Held: The declaration was granted.
All the terms of a construction contract had to be in or evidenced in writing. It had not been argued that section 107(5) applied, whereby an unchallenged exchange of written submissions concerning the existence of an agreement otherwise than in writing could constitute a written agreement: RJT Consulting Engineers Ltd v DM Engineering (Northern Ireland) Ltd [2002] EWCA Civ 270; [2002] 1 WLR 2344 and Stratfield Saye Estate Trustees v AHL Construction Ltd [2004] EWHC 3286 (TCC) applied.
It was not necessary, for there to be a written construction contract, that the price should be recorded in writing. If, however, the price was agreed orally but was not evidenced in writing, an agreed term was not in writing and the contract was not a written construction contract for the purposes of the 1996 Act. Parties could, both in ordinary contractual terms and for the purposes of a written construction contract under the 1996 Act, have an agreement in which the contract price was not expressly stated or agreed. They could also agree a verbal or mathematical formula by which the price could be determined. It might be possible to determine the price in the light of the background facts; such an exercise would not prevent the construction contract from being a written construction contract under the 1996 Act. However, it was necessary to distinguish between the construction or interpretation exercise that established what the agreed price was and a written confirmation that something had been agreed orally since the former could be a written construction contract under the Act while the latter could not: Murray Building Services v Spree Developments unreported 30 July 2004 considered.
Many construction contracts had implied terms and it would be an extraordinary state of affairs if contracts that would otherwise be written construction contracts were taken outside the operation of the 1996 Act because they contained one or more implied terms. It followed that a written construction contract that did not state the price, orally, in writing or otherwise, would still be a construction contract within the 1996 Act if the price or the rates fell to be determined by reference to an implied term as to reasonable rates or prices: Connex South Eastern Ltd v MJ Building Services Group plc [2004] EWHC 1518 (TCC); [2004] BLR 333 and Allen Wilson Joinery Ltd v Privetgrange Construction Ltd [2008] EWHC 2802 (TCC); 123 Con LR 1 considered.

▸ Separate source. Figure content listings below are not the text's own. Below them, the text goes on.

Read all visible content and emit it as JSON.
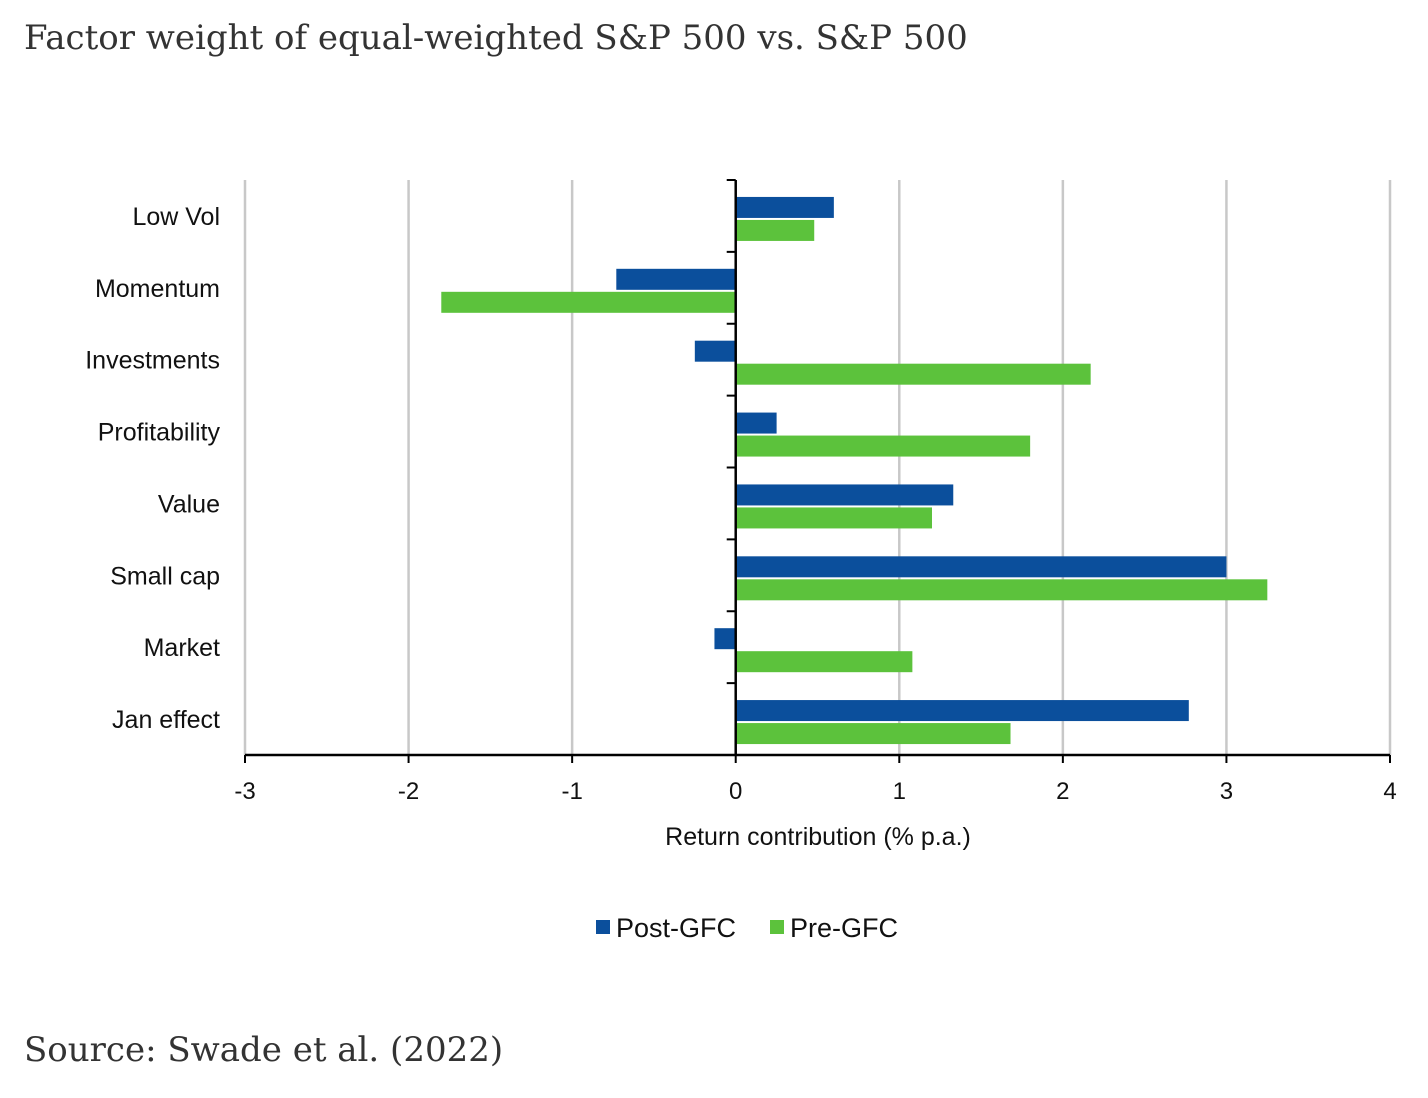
{
  "title": "Factor weight of equal-weighted S&P 500 vs. S&P 500",
  "source": "Source: Swade et al. (2022)",
  "chart_data": {
    "type": "bar",
    "orientation": "horizontal",
    "categories": [
      "Low Vol",
      "Momentum",
      "Investments",
      "Profitability",
      "Value",
      "Small cap",
      "Market",
      "Jan effect"
    ],
    "series": [
      {
        "name": "Post-GFC",
        "color": "#0b4f9c",
        "values": [
          0.6,
          -0.73,
          -0.25,
          0.25,
          1.33,
          3.0,
          -0.13,
          2.77
        ]
      },
      {
        "name": "Pre-GFC",
        "color": "#5cc23c",
        "values": [
          0.48,
          -1.8,
          2.17,
          1.8,
          1.2,
          3.25,
          1.08,
          1.68
        ]
      }
    ],
    "xlabel": "Return contribution (% p.a.)",
    "ylabel": "",
    "xlim": [
      -3,
      4
    ],
    "xticks": [
      "-3",
      "-2",
      "-1",
      "0",
      "1",
      "2",
      "3",
      "4"
    ],
    "grid": "vertical",
    "legend": "bottom-center"
  }
}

In the instant case, in respect of the contract at least evidenced by the fax of February 2006, there had been no written contract for the purposes of the 1996 Act. Therefore, the adjudicator, who had been appointed to adjudicate only on the disputed claims arising in connection with that contract, had no jurisdiction.
Andrew Kearney (instructed by Osborne Clark, of Bristol) appeared for the claimant; Abdul Jinadu (instructed by Deacon Standen Associates) appeared for the defendant.